The AIME v. UCLA case centered on a copyright infringement case filed by the AIME and Ambrose Video against UCLA for its videostreaming of digitized material for classroom use.
The district court dismissed the case with prejudice in November, 2012 (see "November 26, 2012, memo", below), after previously dismissing it in 2011 but accepting an amended complaint.
As of January 8, 2012, no appeal has yet been filed.
Memo from the Scholarly Communication Office
The court finally issued its order dismissing the case in the AIME v. UCLA case. (The second amended complaint, in case you're counting.) In short, it was another big victory for libraries. The court affirmed all its earlier reasoning, and deepened its reasoning in a few key areas.
Here's a quick summary -- more discussion will be out on all the usual places in the near future, I'm sure.
The full opinion can be read at http://www.scribd.com/doc/114021241/UCLA-dismissedWithPrej-pdf.

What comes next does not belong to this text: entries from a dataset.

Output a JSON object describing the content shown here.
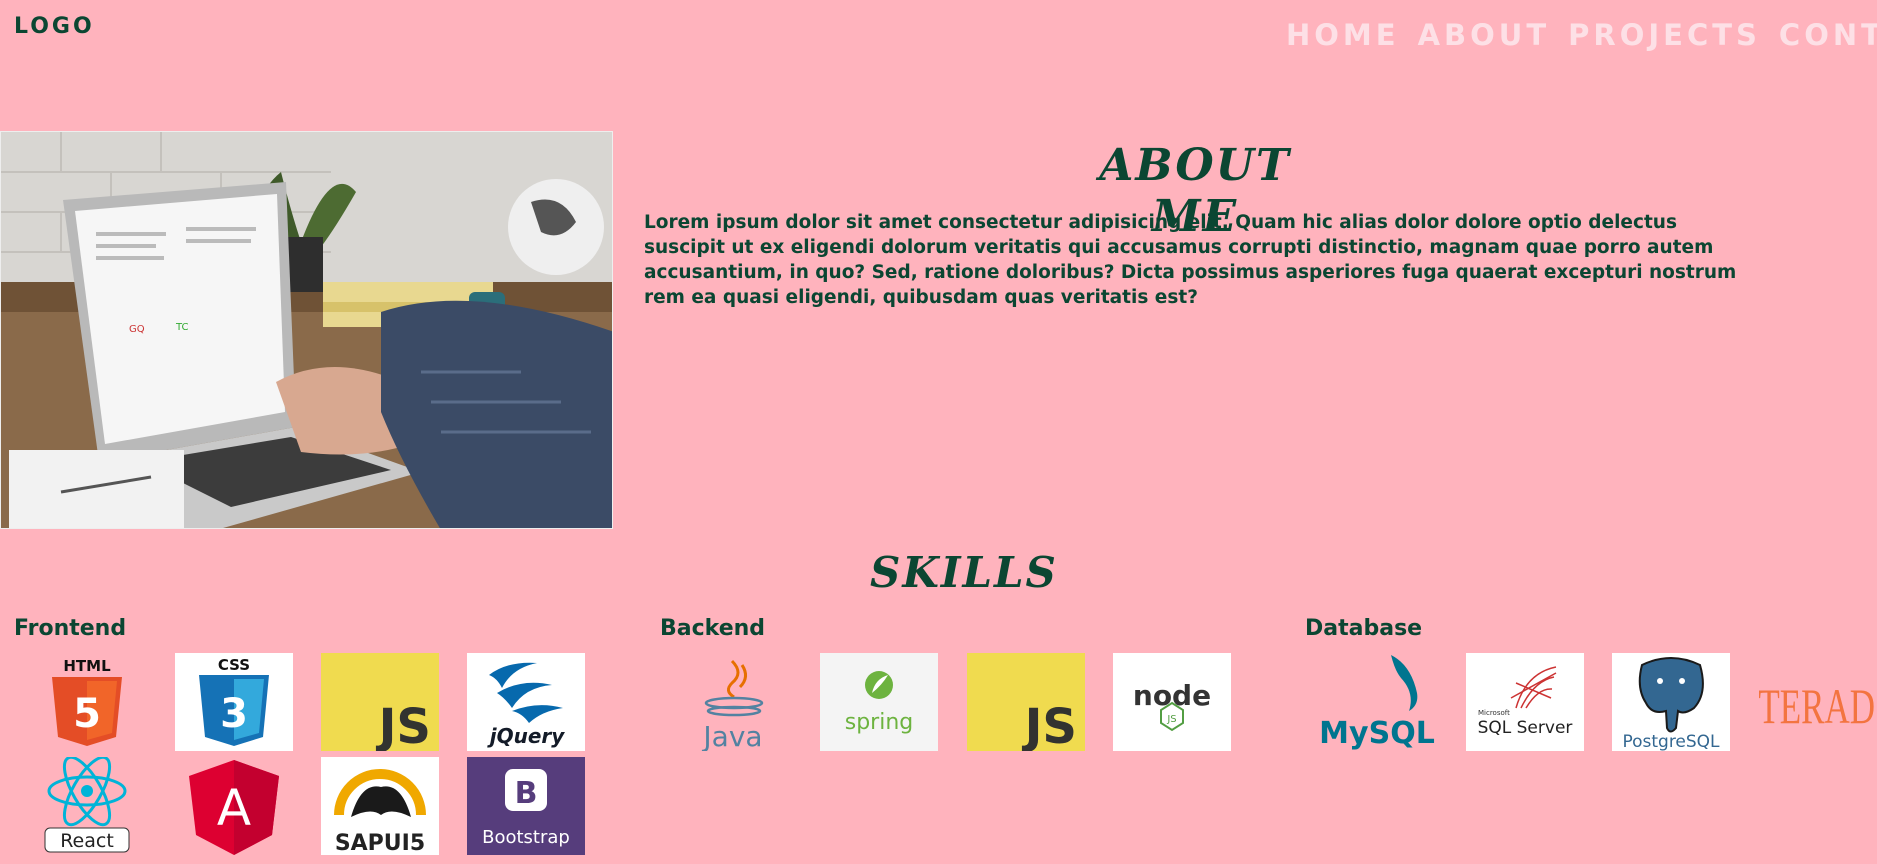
{
  "header": {
    "logo": "LOGO",
    "nav": [
      "HOME",
      "ABOUT",
      "PROJECTS",
      "CONTACT"
    ]
  },
  "about": {
    "title": "ABOUT ME",
    "text": "Lorem ipsum dolor sit amet consectetur adipisicing elit. Quam hic alias dolor dolore optio delectus suscipit ut ex eligendi dolorum veritatis qui accusamus corrupti distinctio, magnam quae porro autem accusantium, in quo? Sed, ratione doloribus? Dicta possimus asperiores fuga quaerat excepturi nostrum rem ea quasi eligendi, quibusdam quas veritatis est?"
  },
  "skills": {
    "title": "SKILLS",
    "categories": [
      {
        "name": "Frontend",
        "logos": [
          "HTML",
          "CSS",
          "JS",
          "jQuery",
          "React",
          "A",
          "SAPUI5",
          "B",
          "Bootstrap"
        ]
      },
      {
        "name": "Backend",
        "logos": [
          "Java",
          "spring",
          "JS",
          "node",
          "JS"
        ]
      },
      {
        "name": "Database",
        "logos": [
          "MySQL",
          "Microsoft",
          "SQL Server",
          "PostgreSQL",
          "TERADATA"
        ]
      }
    ]
  },
  "colors": {
    "background": "#ffb3bd",
    "text": "#0b4632",
    "nav": "#fde0e6"
  }
}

The earlier holdings on interpreting the license language still apply -- the court had said the activity looked like a "performance" not a "distribution". However, the court also examined the "distribution" claim, and made a couple of key holdings: (1) The streamed copy on the end-user's machine is not "fixed" and does not therefore constitute a "distribution". (2) The licensing agreement language prohibiting broadcast or transmission over an "open or Internet system" did not clearly preclude the closed intranet system. Conflict between the marketing brochure and the licensing language created ambiguity which could be exploited by the library.
A very nice interpretation of the DMCA anti-circumvention: Because UCLA had lawful access to the content of the DVD, their circumvention was okay. Oddly, the Court didn't look to the DMCA anti-circumvention exemptions.
The court found that the purpose and nature favored fair use -- no discussion at all.
The second factor -- the type of work -- was neutral because, although these were creative works, they were used in an "informational and educational context".
The third factor was "slightly" against a finding of fair use because the entire work was streamed: The "time shifting" argument was "compelling" and tipped this toward only weighing "slightly" against fair use.
The fourth factor weighed in FAVOR of fair use because someone watching the streaming DVD in a classroom has no effect on their likelihood of buying.
Overall, this is a very helpful analysis from the perspective of libraries.